Exploiting the Google App Ecosystem
A number of readers have noted that XMLHttpRequest can only communicate back to the same host that served up a page. This is true. We've all played around with XMLHttpRequest to see if we could make it break. Barring browser bugs, even with iframe and document.domain hacks there isn't much you can do. You can use the super twin powers of Flash to do cross domain scripting in some cases, but even that has its limitations. So we're safe, right?
As I pointed out last week, sites that allow for the persistence of executable artifacts -- Javascript scripts and Flash files -- can provide a leading wedge for AJAX worms and viruses. Many of these same sites have various forms of messaging, such as email.
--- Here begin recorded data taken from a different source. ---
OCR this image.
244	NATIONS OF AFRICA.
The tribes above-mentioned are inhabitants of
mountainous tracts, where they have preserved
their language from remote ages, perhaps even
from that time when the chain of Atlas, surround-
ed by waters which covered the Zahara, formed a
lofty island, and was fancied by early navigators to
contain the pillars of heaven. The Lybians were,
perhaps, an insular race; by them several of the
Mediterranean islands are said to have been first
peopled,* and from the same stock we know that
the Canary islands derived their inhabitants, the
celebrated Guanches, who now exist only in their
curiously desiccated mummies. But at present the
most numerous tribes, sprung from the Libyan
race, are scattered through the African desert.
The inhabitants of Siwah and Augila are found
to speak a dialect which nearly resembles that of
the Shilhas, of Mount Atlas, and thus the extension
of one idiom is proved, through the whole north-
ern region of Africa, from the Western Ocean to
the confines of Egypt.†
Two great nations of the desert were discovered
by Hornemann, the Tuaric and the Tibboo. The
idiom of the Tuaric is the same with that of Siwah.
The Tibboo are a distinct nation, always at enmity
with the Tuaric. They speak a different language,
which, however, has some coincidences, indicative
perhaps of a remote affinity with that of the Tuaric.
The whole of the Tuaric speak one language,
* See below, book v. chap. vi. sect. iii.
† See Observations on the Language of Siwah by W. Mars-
If you can push the buttons on these apps, you don't have to make cross domain XHR calls at all. So, is an application like Yahoo or Google mail "scriptable" enough to allow this sort of subversion?
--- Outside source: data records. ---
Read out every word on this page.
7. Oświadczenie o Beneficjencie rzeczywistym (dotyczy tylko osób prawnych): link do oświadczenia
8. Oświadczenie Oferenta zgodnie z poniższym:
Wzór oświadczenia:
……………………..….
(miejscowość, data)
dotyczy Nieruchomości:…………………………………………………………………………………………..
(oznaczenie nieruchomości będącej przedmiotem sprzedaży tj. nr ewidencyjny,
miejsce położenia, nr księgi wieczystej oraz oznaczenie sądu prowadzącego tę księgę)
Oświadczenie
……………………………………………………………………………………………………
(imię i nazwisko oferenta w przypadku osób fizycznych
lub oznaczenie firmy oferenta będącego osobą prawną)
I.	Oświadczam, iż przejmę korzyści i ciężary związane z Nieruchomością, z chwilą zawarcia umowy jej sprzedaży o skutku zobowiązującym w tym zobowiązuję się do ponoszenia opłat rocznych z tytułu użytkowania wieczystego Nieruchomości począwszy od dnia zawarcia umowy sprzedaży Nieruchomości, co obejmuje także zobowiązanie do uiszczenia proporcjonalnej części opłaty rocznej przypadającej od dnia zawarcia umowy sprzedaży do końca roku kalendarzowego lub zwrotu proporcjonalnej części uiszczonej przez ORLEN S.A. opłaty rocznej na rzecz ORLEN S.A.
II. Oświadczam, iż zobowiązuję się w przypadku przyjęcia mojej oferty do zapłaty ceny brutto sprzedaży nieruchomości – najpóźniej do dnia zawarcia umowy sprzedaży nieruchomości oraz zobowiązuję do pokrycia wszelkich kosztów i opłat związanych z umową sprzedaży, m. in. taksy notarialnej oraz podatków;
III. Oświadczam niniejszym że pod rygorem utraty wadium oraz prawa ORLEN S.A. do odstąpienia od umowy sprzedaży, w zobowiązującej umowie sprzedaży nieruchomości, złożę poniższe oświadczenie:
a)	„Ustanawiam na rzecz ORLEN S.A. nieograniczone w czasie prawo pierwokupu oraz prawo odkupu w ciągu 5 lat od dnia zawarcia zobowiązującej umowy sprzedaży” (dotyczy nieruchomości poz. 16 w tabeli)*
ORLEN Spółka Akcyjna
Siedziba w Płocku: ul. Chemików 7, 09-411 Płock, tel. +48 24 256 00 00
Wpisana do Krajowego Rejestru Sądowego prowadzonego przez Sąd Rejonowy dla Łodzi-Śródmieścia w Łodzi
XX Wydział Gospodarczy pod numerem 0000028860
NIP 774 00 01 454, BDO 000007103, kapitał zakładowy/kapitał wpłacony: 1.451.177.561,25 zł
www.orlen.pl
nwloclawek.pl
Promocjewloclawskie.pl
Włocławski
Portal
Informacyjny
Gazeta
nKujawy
I know that reading through code like this
may make you feel confident that no one could decipher the inner workings of Gmail, but remember the old cracker war cry: "Security through obscurity is no security at all." What man has compiled, man will also decompile -- the Google Web Toolkit will give up its secrets.
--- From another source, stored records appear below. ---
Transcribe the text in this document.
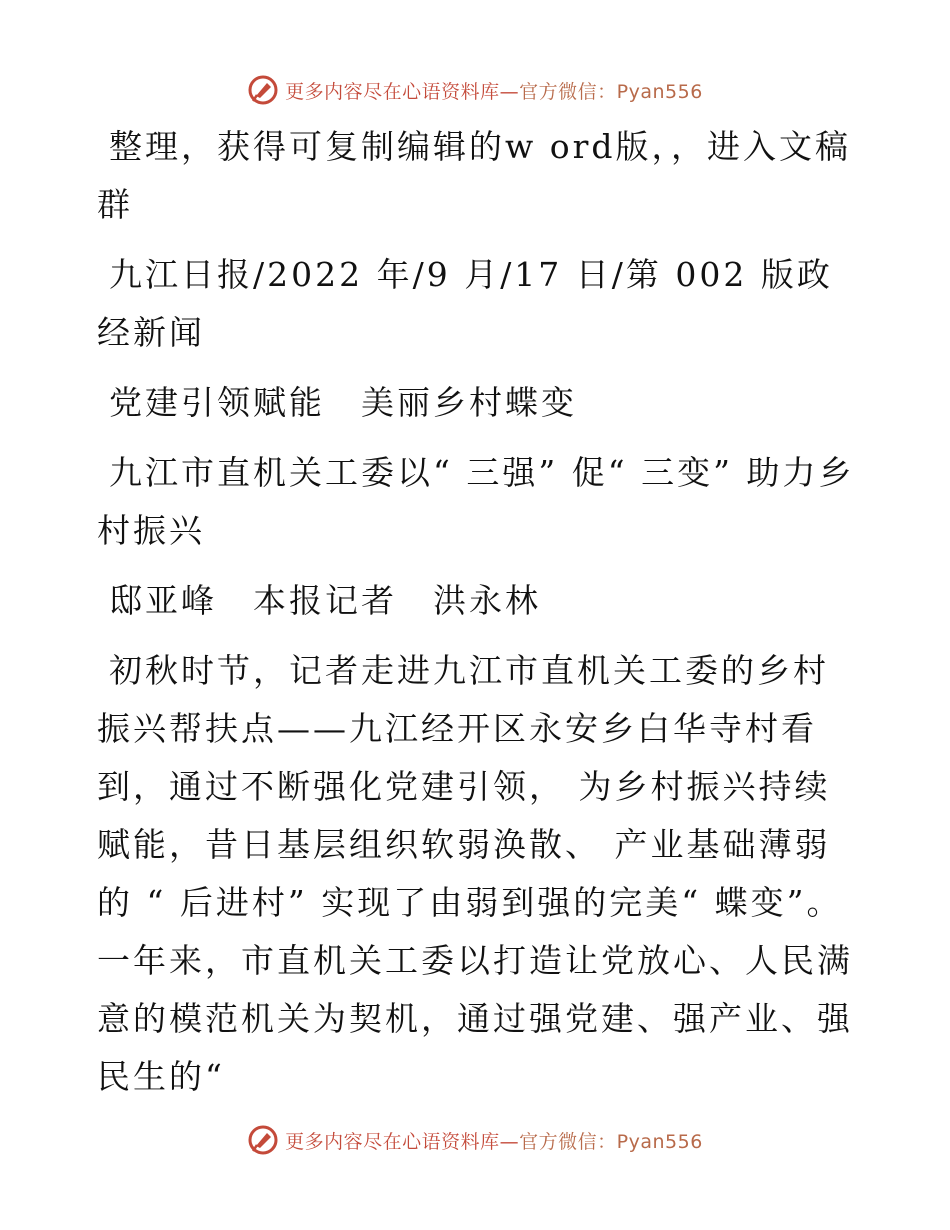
更多内容尽在心语资料库—官方微信：Pyan556

整理，获得可复制编辑的w ord版，，进入文稿群

九江日报/2022 年/9 月/17 日/第 002 版政经新闻

党建引领赋能　美丽乡村蝶变

九江市直机关工委以“ 三强” 促“ 三变” 助力乡村振兴

邸亚峰　本报记者　洪永林

初秋时节，记者走进九江市直机关工委的乡村振兴帮扶点——九江经开区永安乡白华寺村看到，通过不断强化党建引领， 为乡村振兴持续赋能，昔日基层组织软弱涣散、 产业基础薄弱的 “ 后进村” 实现了由弱到强的完美“ 蝶变”。一年来，市直机关工委以打造让党放心、人民满意的模范机关为契机，通过强党建、强产业、强民生的“

更多内容尽在心语资料库—官方微信：Pyan556
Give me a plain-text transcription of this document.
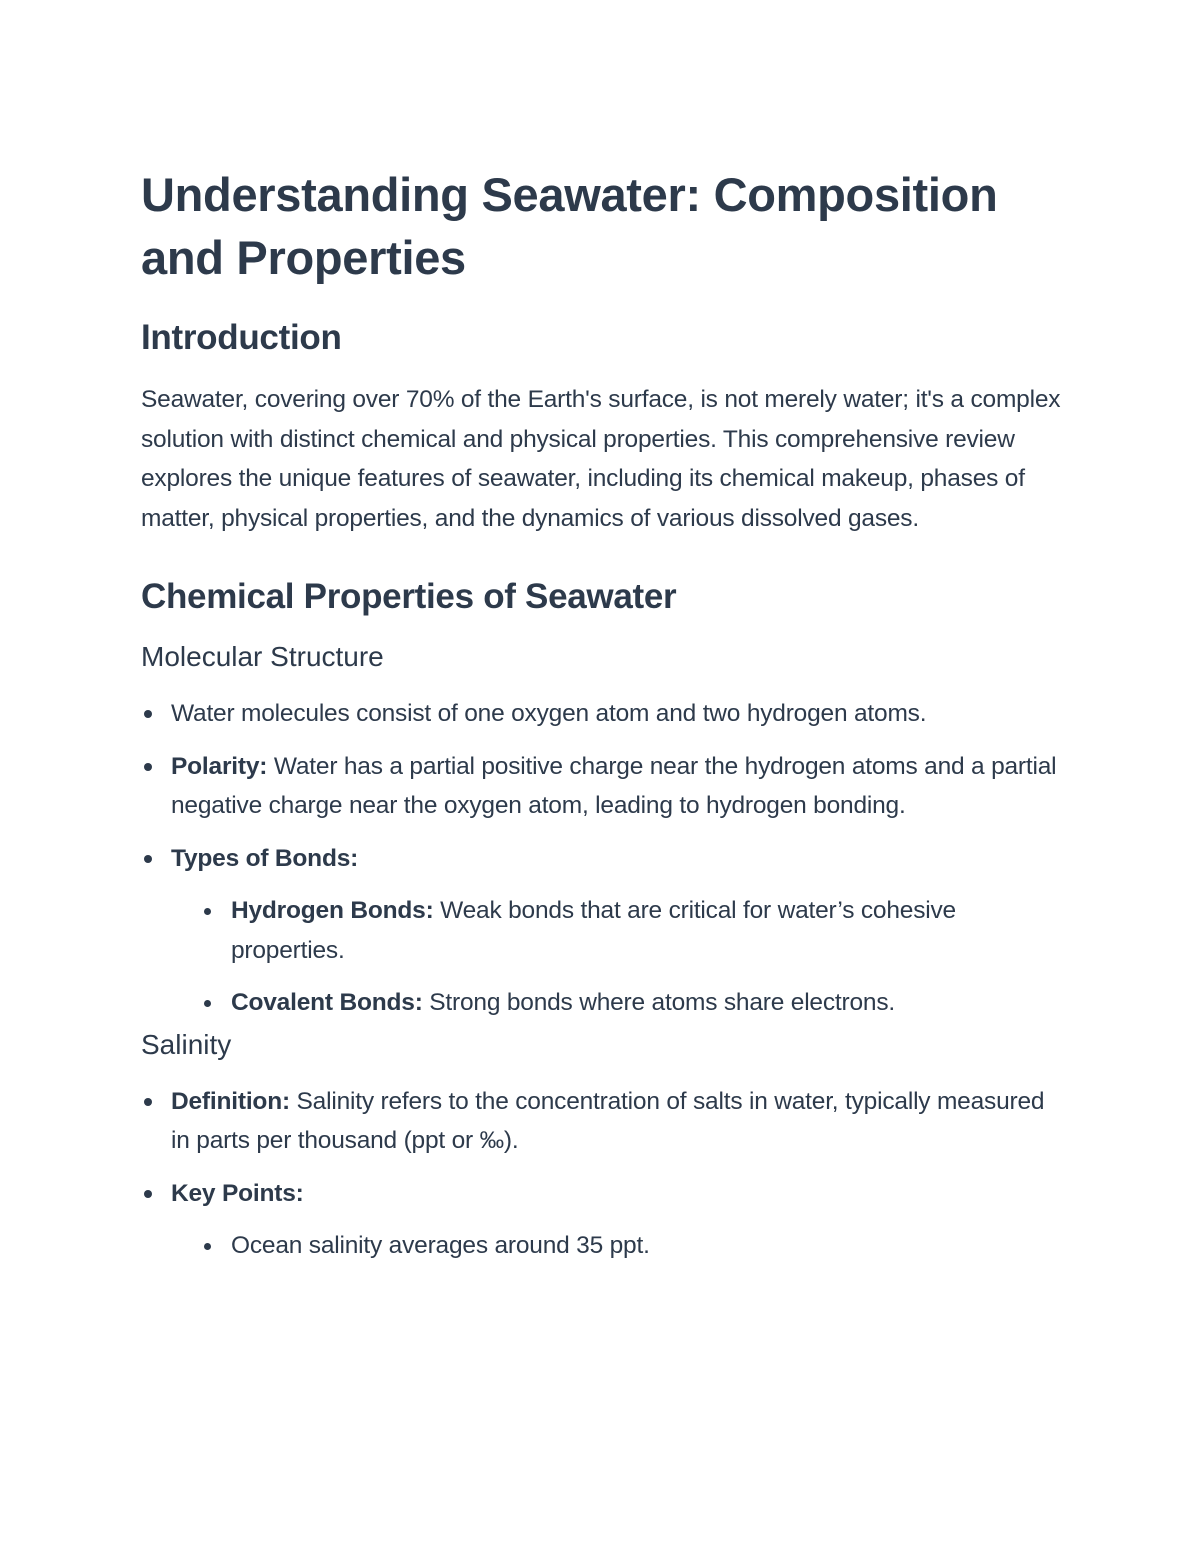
Understanding Seawater: Composition and Properties
Introduction

Seawater, covering over 70% of the Earth's surface, is not merely water; it's a complex solution with distinct chemical and physical properties. This comprehensive review explores the unique features of seawater, including its chemical makeup, phases of matter, physical properties, and the dynamics of various dissolved gases.

Chemical Properties of Seawater
Molecular Structure
Water molecules consist of one oxygen atom and two hydrogen atoms.
Polarity: Water has a partial positive charge near the hydrogen atoms and a partial negative charge near the oxygen atom, leading to hydrogen bonding.
Types of Bonds:
Hydrogen Bonds: Weak bonds that are critical for water’s cohesive properties.
Covalent Bonds: Strong bonds where atoms share electrons.
Salinity
Definition: Salinity refers to the concentration of salts in water, typically measured in parts per thousand (ppt or ‰).
Key Points:
Ocean salinity averages around 35 ppt.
With this in mind, I would be much more at ease if all of the various google applications I use -- maps.google.com, spreadsheets.google.com, mail.google.com, and the various apps under www.google.com -- didn't all have single sign-on and the same google.com domain. It makes for a better experience, to be sure, but I'm pretty certain I don't want someone mailing my spreadsheets to a compromised mailbox.
In the olden days, a popup browser window that started behaving strangely was a dead giveaway that foul play was involved. These days there is no window or status bar message and email may be going out in your name that you don't even know about.